Sedici marzo mille novecento settantotto

di Davide Orecchio

… ed entra marzo quando Giulio Andreotti promette a Leone la lista del nuovo governo, e la fa, sposta ad esempio Tina Anselmi alla sanità, e con Aldo Moro fa il conclave del partito di Dio per i sottosegretari, per il sottogoverno, lo fa alla Camilluccia e dice al diario Ho tenuto duro; e dice che Aldo Moro promette che l’aiuterà; e non resta che giurare e chiedere il voto alle camere,

ed ecco il sedici marzo quando le maestre si apprestano a scuola,

i bambini si apprestano a scuola,

vestono i grembiali e i fiocchi azzurri,

prendono le cuccume dalle madri e le nonne,

i macellai tritano carne, i fruttivendoli legano asparagi,

Giulio Andreotti porta il governo alle camere,

i pizzaioli sfornano la rossa con le olive e l’origano,

i bidelli aprono scuola,

i tranvieri aprono le porte dell’autobus,

le brigate rosse prendono Moro,

i giornalai alzano le saracinesche,

le tintorie avviano le lavatrici,

le brigate rosse uccidono due carabinieri,

i postini imbucano lettere,

i bancari incassano assegni,

gli architetti progettano,

le scrittrici fantasticano,

le brigate rosse uccidono tre poliziotti,

alcuni bambini hanno il morbillo e non vanno a scuola,

alcuni bambini hanno la varicella e non vanno a scuola,

i bambini di Monte Mario sentono spari e frenate,

una notizia corre da Monte Mario a Montecitorio (di parola in parola, di filo in filo),

un’automobile si divarica stuprata nel sangue,

Andreotti si piega e vomita, sviene a Palazzo Chigi, si sdraia sul divano e in fretta gli portano un abito da cerimonia pulito,

un’altra camicia, un’altra cravatta,

Andreotti si piega come la madre si piegò sul padre che muore,

il dolore è un atto geometrico nel tempo dell’indimenticabile morte,

giurano i sottosegretari del nuovo governo,

Aldo Moro scompare coi brigatisti

e vengono a Palazzo Chigi gli uomini del partito di Dio, i socialisti, i sindacalisti,

il partito della storia invia i suoi rappresentanti più degni;

e Andreotti dice al diario Emozione profonda;

e dice Tutti concordano nel non dare (spazio bianco); e dice Ma (spazio bianco) immediatamente la fiducia per il governo (spazio bianco);

e in poche ore le due camere votano;

e Giulio Andreotti raccoglie le forze, sigilla lo zaino.

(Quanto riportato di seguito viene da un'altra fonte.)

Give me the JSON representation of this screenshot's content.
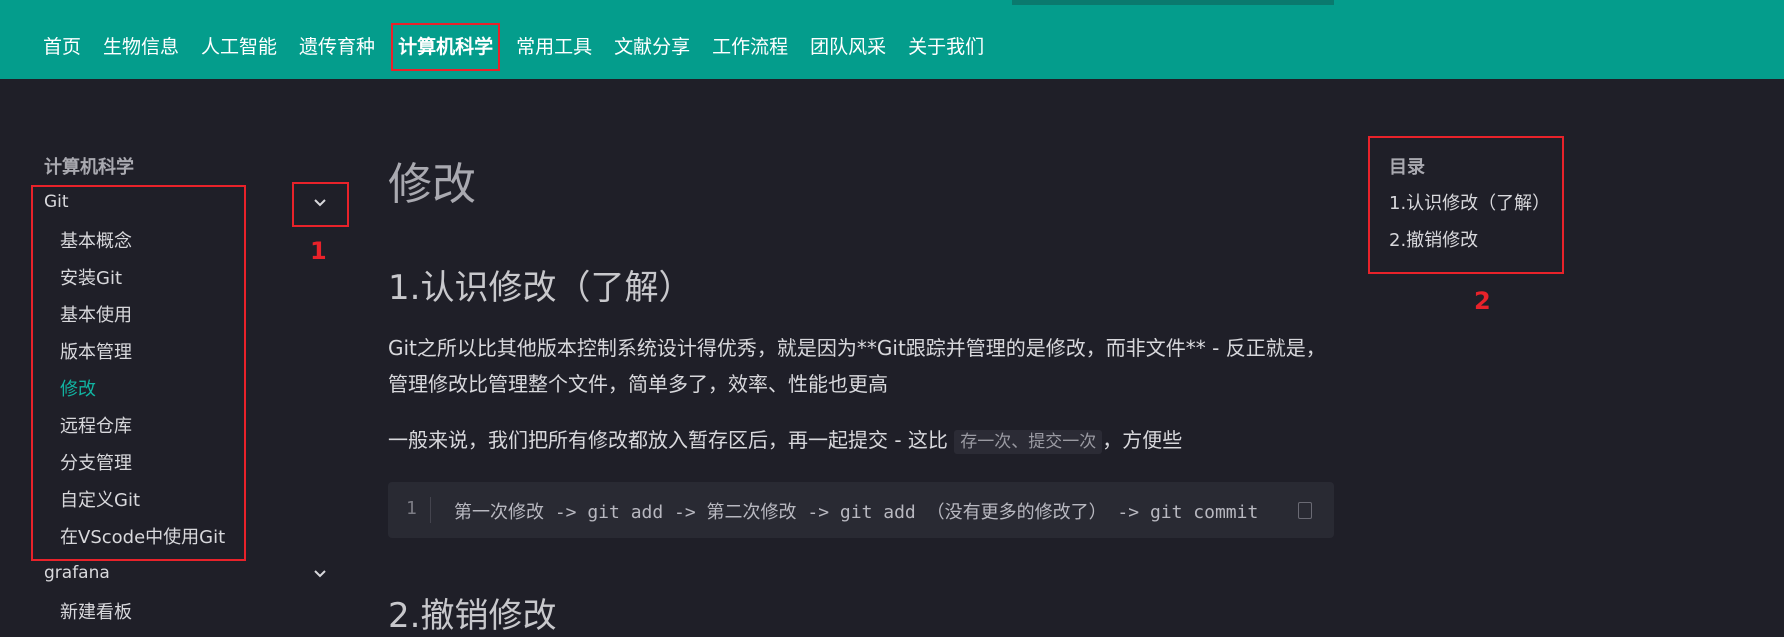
{
  "nav": {
    "items": [
      "首页",
      "生物信息",
      "人工智能",
      "遗传育种",
      "计算机科学",
      "常用工具",
      "文献分享",
      "工作流程",
      "团队风采",
      "关于我们"
    ],
    "active_index": 4
  },
  "sidebar": {
    "title": "计算机科学",
    "group1": "Git",
    "items": [
      "基本概念",
      "安装Git",
      "基本使用",
      "版本管理",
      "修改",
      "远程仓库",
      "分支管理",
      "自定义Git",
      "在VScode中使用Git"
    ],
    "active_item": "修改",
    "group2": "grafana",
    "group2_item": "新建看板"
  },
  "main": {
    "title": "修改",
    "section1": "1.认识修改（了解）",
    "para1": "Git之所以比其他版本控制系统设计得优秀，就是因为**Git跟踪并管理的是修改，而非文件** - 反正就是，管理修改比管理整个文件，简单多了，效率、性能也更高",
    "para2_before": "一般来说，我们把所有修改都放入暂存区后，再一起提交 - 这比 ",
    "para2_code": "存一次、提交一次",
    "para2_after": "，方便些",
    "code_line_no": "1",
    "code": "第一次修改 -> git add -> 第二次修改 -> git add （没有更多的修改了） ->  git commit",
    "section2": "2.撤销修改"
  },
  "toc": {
    "title": "目录",
    "items": [
      "1.认识修改（了解）",
      "2.撤销修改"
    ]
  },
  "annotations": {
    "label1": "1",
    "label2": "2"
  },
  "colors": {
    "nav_bg": "#049d8c",
    "page_bg": "#1f1f28",
    "accent": "#11b3a1",
    "annotation": "#e8222a"
  }
}
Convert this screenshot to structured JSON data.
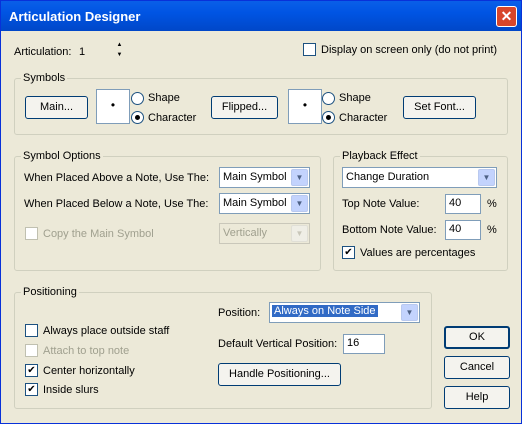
{
  "window": {
    "title": "Articulation Designer",
    "close_glyph": "✕"
  },
  "articulation": {
    "label": "Articulation:",
    "value": "1"
  },
  "display_only": {
    "label": "Display on screen only (do not print)",
    "checked": false
  },
  "symbols": {
    "legend": "Symbols",
    "main_button": "Main...",
    "main_preview": "•",
    "main_shape_label": "Shape",
    "main_character_label": "Character",
    "flipped_button": "Flipped...",
    "flipped_preview": "•",
    "flipped_shape_label": "Shape",
    "flipped_character_label": "Character",
    "set_font_button": "Set Font..."
  },
  "symbol_options": {
    "legend": "Symbol Options",
    "above_label": "When Placed Above a Note, Use The:",
    "above_value": "Main Symbol",
    "below_label": "When Placed Below a Note, Use The:",
    "below_value": "Main Symbol",
    "copy_label": "Copy the Main Symbol",
    "copy_value": "Vertically"
  },
  "playback": {
    "legend": "Playback Effect",
    "effect_value": "Change Duration",
    "top_label": "Top Note Value:",
    "top_value": "40",
    "top_unit": "%",
    "bottom_label": "Bottom Note Value:",
    "bottom_value": "40",
    "bottom_unit": "%",
    "percent_label": "Values are percentages",
    "percent_checked": true
  },
  "positioning": {
    "legend": "Positioning",
    "position_label": "Position:",
    "position_value": "Always on Note Side",
    "outside_label": "Always place outside staff",
    "attach_label": "Attach to top note",
    "center_label": "Center horizontally",
    "slurs_label": "Inside slurs",
    "default_vert_label": "Default Vertical Position:",
    "default_vert_value": "16",
    "handle_button": "Handle Positioning..."
  },
  "buttons": {
    "ok": "OK",
    "cancel": "Cancel",
    "help": "Help"
  },
  "check_glyph": "✔",
  "arrow_glyph": "▼",
  "spin_up": "▲",
  "spin_down": "▼"
}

Ora Giulio Andreotti vede Aldo Moro: i capelli leonati, sulla fronte una ciocca di bianco germoglia sul cespo d’argento, gli occhi del lemure timido, dentro la gabbia il volto è lungo, appeso alle tempie e alle sopracciglia come un ometto aggrappato alla balaustra prima del precipizio, il labbro superiore sottile, il labbro inferiore carnoso, la camicia aperta sconfitta, il giugulo è l’ultima trave che regge Aldo Moro, sul capo Aldo Moro ha un drappo di cielo e una sola stella, gli artefici annunciano il processo al “Responsabile primo della controrivoluzione”, ora Aldo Moro è in un telo.

E i bambini sono in ostaggio,

e gli agrimensori, e i macellai, e i netturbini coi giornalisti,

e le casalinghe, i lavascale sono in ostaggio,

e gli stagnini con gli sterratori,

e gli elettricisti e le rammagliatrici: sono tutti in ostaggio con Aldo Moro;

sbiancano le pagine dei libri di favole,

tacciono tutte le storie;

dalle ville, dai palazzi a cortina, dalle borgate, dai condomini, dai tuguri spruzza nero di seppia;

nel tempo di morte e vita sospesa;

loro controllano se hanno ancora uno zaino, e se sia colmo o deserto;

loro chiedono se hanno ancora un governo;

loro chiedono Chi governa l’Italia?, le Br o Andreotti?;

e non accade nulla, questa malattia paralizza i dischi invertebrali e i corpi vertebrali e i nervi spinali.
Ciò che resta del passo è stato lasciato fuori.